Thursday 14 April 2016

From the Curtain Theatre to Llanwrst Catherine Johnson





Detail from the Wynn Family Memorial in St Gwrst Church dated 1559
I am in North Wales. While not quite the town of my fathers and mothers, this town is the one where my Mum went to school. And because it was a long time ago before school buses, she boarded during the week (even though it was a state school). And before she learned to speak English had learnt, aged eleven, how to smoke cigarettes. Still, there was a war on.

Ok, Ok, I'm backing away from family history and back into the Shakespearean track. Although I have enjoyed the plays, Macbeth, The Tempest and Dream being my favourites, I cannot admit to a deep love from birth.  He is a faultless, wonderful writer, and the plays, when done well, are peerless.

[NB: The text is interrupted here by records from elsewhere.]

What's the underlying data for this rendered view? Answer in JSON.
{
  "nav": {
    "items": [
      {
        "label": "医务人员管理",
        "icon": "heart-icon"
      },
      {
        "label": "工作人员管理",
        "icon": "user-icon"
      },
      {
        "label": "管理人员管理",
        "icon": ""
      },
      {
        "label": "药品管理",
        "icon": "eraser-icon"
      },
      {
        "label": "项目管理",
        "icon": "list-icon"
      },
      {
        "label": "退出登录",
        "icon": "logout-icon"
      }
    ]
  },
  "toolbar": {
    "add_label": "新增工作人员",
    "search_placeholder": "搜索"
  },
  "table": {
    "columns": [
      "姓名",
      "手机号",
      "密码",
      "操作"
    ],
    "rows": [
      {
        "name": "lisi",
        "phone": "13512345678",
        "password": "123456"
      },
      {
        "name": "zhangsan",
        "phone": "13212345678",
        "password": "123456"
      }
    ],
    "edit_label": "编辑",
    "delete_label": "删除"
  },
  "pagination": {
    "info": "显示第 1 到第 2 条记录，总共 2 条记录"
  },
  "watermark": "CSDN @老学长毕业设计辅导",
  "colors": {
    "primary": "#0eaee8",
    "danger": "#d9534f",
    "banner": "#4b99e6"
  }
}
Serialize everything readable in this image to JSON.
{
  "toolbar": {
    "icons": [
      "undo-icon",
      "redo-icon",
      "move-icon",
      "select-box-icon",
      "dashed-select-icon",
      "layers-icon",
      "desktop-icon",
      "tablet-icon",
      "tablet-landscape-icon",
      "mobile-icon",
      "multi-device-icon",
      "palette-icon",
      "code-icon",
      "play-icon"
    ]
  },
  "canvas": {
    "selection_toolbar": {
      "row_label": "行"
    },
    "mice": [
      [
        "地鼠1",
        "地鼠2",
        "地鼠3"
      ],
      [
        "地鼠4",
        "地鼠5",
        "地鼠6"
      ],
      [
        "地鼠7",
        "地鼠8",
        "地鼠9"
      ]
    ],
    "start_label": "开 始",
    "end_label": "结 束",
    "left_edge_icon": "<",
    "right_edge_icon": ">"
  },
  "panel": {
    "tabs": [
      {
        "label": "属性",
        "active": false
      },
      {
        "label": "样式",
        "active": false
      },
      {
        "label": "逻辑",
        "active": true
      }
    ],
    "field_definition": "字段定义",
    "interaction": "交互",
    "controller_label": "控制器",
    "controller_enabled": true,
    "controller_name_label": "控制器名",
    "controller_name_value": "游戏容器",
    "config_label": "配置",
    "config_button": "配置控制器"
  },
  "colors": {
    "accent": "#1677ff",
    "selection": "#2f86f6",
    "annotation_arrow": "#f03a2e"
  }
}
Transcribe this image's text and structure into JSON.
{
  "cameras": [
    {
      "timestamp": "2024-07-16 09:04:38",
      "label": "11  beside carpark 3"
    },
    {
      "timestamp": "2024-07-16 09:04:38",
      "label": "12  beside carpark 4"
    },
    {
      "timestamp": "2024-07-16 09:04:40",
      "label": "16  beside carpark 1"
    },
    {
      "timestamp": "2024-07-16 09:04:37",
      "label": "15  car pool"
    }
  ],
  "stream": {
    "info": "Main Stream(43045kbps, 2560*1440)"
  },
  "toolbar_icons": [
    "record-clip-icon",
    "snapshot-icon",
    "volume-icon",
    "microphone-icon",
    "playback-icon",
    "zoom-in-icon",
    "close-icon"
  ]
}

And Shakespeare was big in my old stomping ground in Hackney. Which was after all the home of the Curtain Theatre, as recreated in this charming children's opera by Jonathan Dove.
Sorry I lied about family history, here is my son Adam (left) and classmate Jimmy as Tudor actors celebrating the story of the old theatre..
So Wales. Surely I'll be talking about Shakespeare's use of Welsh in Henry IV (or is it V). Arguing whether he was slagging us off as fickle (despite his Welsh grandmother Alice Griffin). But no. Back to Llanwrst. You say it Llan roost in English but that didn't stop an ITV news item having it described as Llanworst earlier this year. It's a small ex market town in a strongly Welsh speaking area just east of Snowdonia. It's tucked so deep into the valley it seems to be always in the shade.

Of course Welshness was big in the Tudor court and the language was not unknown in London. Many of the important influential families around in Shakespeare's time were Welsh. John Salusbury (son of two powerful Welsh Families and related to those Wynns by marriage) is a dedicatee in one of Shakespeare's books of verse.

In Shakespeare's writing there is definitely a sense of a wider world beyond Tudor England. There's the Mediterranean and (if I remember rightly) North Africa as well as Middle and Western Europe.
We can so often forget that there were massive trading links between London and Antwerp and Holland, as well as Constantinople, the Levant and China. And at the same time Spaniards were cutting a swathe through South America looking for gold and English migrants were sailing west to set up new Jerusalems in America.

All those merchants travelling for months and years all across the globe. Sometimes I think we forget how much travel went on between cities and cultures and people.

In fact, after  rift and war with Spain, trade with the Ottoman Empire boomed and London was awash with Turkey carpets and textiles, Moors and merchants from Africa and the Middle East. There were so many that Elizabeth the First said famously that there were 'Too many blacks in London'. Truly nothing changes. How do the Brexiters or anyone else for that matter think they can hold back a tide of people that began at least two thousand years ago with the Romans? Or as comedian Stewart Lee reminds us, those pesky Beaker people coming here with their pesky beakers another few thousand or more years earlier.

But back to Llanwrst.  The 'big family' of the town were the Wynns, they lived in 12th century Gwydyr Castle which is still there on the far side of the river Conwy from the town. I think I've written about their private chapel with the heavenly painted roof earlier, this time I am in the town church. It's dedicated to an obscure Welsh Saint called Grwst, an ascetic who lived in a cell here close to the river apparently.

The Wynns rode high with the ascension of Henry Tudor. They had this massive alabaster memorial made in 1559, to celebrate Meredudd ap Ifan, the first of the Wynns to settle in Llanwrst, also to Sir John Wynn and his wife Sidney. It was carved and painted in London.
The Wynne Memorial
It is so totally un Welsh and un chapel. Incredibly high church and blingy - even after five hundred the colours are a little garish for modern tastes. I cannot imagine the impact of this thing all those years ago in this grey rainy little town.

They might not have had theatre but this must have been the closest thing imaginable.


Catherine

My last book, The Curious Tale of The Lady Caraboo is on the shortlist for the YA prize.



3 comments:

Sue Bursztynski said...

It was Henry IV part I that had the Welsh in it, Lady Mortimer. Actually, I vaguely recall the stage directions just say, "The lady speaks in Welsh". So maybe one of the actors in Shakespeare's company spoke it. ;-) The Welsh did nicely under Henry VII; I think a whole lot if Welsh came to London to work as civil servants of one kind or another, including the Seisylls(Cecil).

Catherine Johnson said...

Thanks for the correction Sue, yes in the production I saw last year RSC and still forgot the right number, they had her singing and speaking Welsh

Lydia Syson said...

Oh yes! I remember that... love all the different kinds of connections you make here. And look forward one day to seeking out that un-chapelly church.